In 2008, the Marian Goodman Gallery in New York exhibited some of Jeff Wall’s more recent large-scale black-and-white photographs. Heralded as a remarkable chapter in his artistic production, these vast photos were enthusiastically received. While the focus for most who saw this exhibition was the photos themselves, few might have considered the process behind their production, and even fewer would look on the frames and wonder about their maker. So that these photographs might be seen in the most effective and complementary way, these frames needed to be at once visible and invisible to the viewer.
These frames, like the supports and mounting systems of so many works of art, were not made by the artist, Wall, or even a member of his studio, but rather in close consultation with a craftsman, Francis Lemieux, who specializes in wood joinery. Lemieux, a long-time resident of Greater Vancouver, works as a custom joiner and furniture maker, and has collaborated with a number of Vancouver artists, including Ken Lum and Rodney Graham. His work for these artists has often involved making frames, presentation boxes for limited edition sets, and even studio furniture. He is rarely credited for such work on a museum label, but is an integral contribution to the artistic process. He is one of a few Vancouver-based craftsmen who specialize in this sort of artistic collaboration, owing, in part, to his ability to translate an artistic idea into reality.
Lemieux was born and raised in Ancaster, Ontario. He grew up surrounded by woodworkers and craftsmen, learning the basics from his grandfather, a union carpenter, who later became a well-respected builder of custom homes. “My grandfather gave me a bucket of rusty crooked nails he had salvaged from demolished structures and showed me how to straighten them with a wooden block and a claw hammer,” Lemieux says. “He also gave me a pocket knife for whittling, and a little later a small block plane. I would spend hours making curled shavings of various widths by paring the hard edges of pine boards into soft rounded curves.”
Lemieux actually started his joinery career in Vancouver, where he worked for one summer as a carpenter before returning to Dundas, Ontario, and working on his own designs. He also spent some time in Vermont studying guitar making, and for a few years built classical guitars in addition to furniture.

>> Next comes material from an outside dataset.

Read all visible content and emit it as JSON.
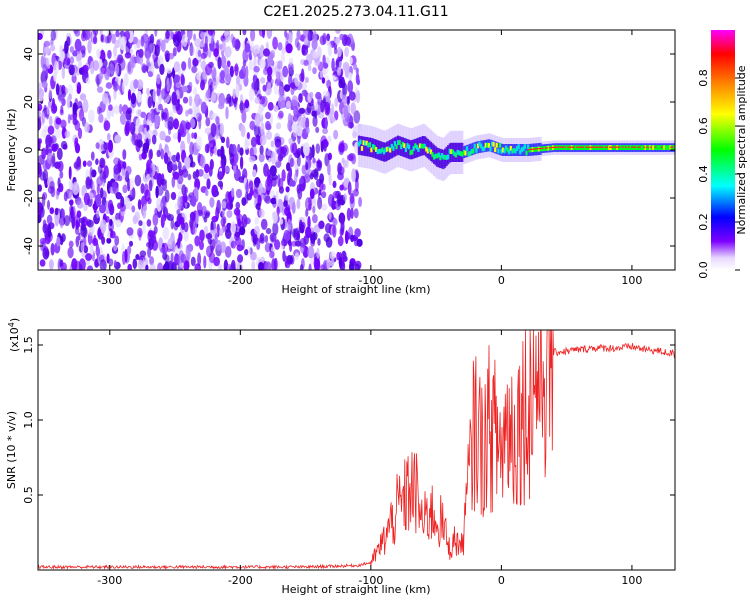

Finally, in 1979, feeling that he had exhausted the opportunities available to him in Dundas, he travelled west, to B.C.
His first job was on Vancouver Island, restoring the interior and exterior of vintage railroad cars for a private collector, who later moved him to Vancouver, where Lemieux could continue working on the collection. While working on the cars in Vancouver, he lived in a caboose, enjoying his brief daily commute to the railroad cars housed just across the yard.
Lemieux transitioned back into furniture making and joinery shortly thereafter, and did a bit of architectural woodwork and millwork as well. He shared a space with a group of other woodworkers in North Vancouver, where he based his business for 18 years. In 2002, he moved his shop to Port Moody, where he could expand into the space necessary to house his heavy machinery. Most of his work, even now, consists of custom joinery; however, he is also a talented furniture designer and maker.
In 1985, Lemieux began to collaborate with a number of Vancouver artists. Spending many evenings at La Bodega, the long-standing tapas bar on Howe Street, he met Rodney Graham and a number of the other Vancouver School artists. Over pints of draft beer, patatas bravas, and empanadillas, they hashed out artistic plans, many of which came to fruition. What began as sketches on napkins became fine wooden shelves on gallery walls, and large-scale studio equipment.
The nature of his work with artists varies, but in each case, Lemieux works closely with them to execute their plans. “Designing and making things has always come naturally to me. It is especially gratifying to use my skills to help artists realize their work,” he says. For Neil Wedman, Lemieux created a frame with the same profile as that of the face featured in a drawing. His contribution in this case exemplifies Lemieux’s goal for many of these projects: to literally and figuratively frame the work of art in the best way possible, sympathetically creating a three-dimensional extension of the artistic idea. While viewers at the Marian Goodman may not know his name, Jeff Wall and others do, and greatly value that fact.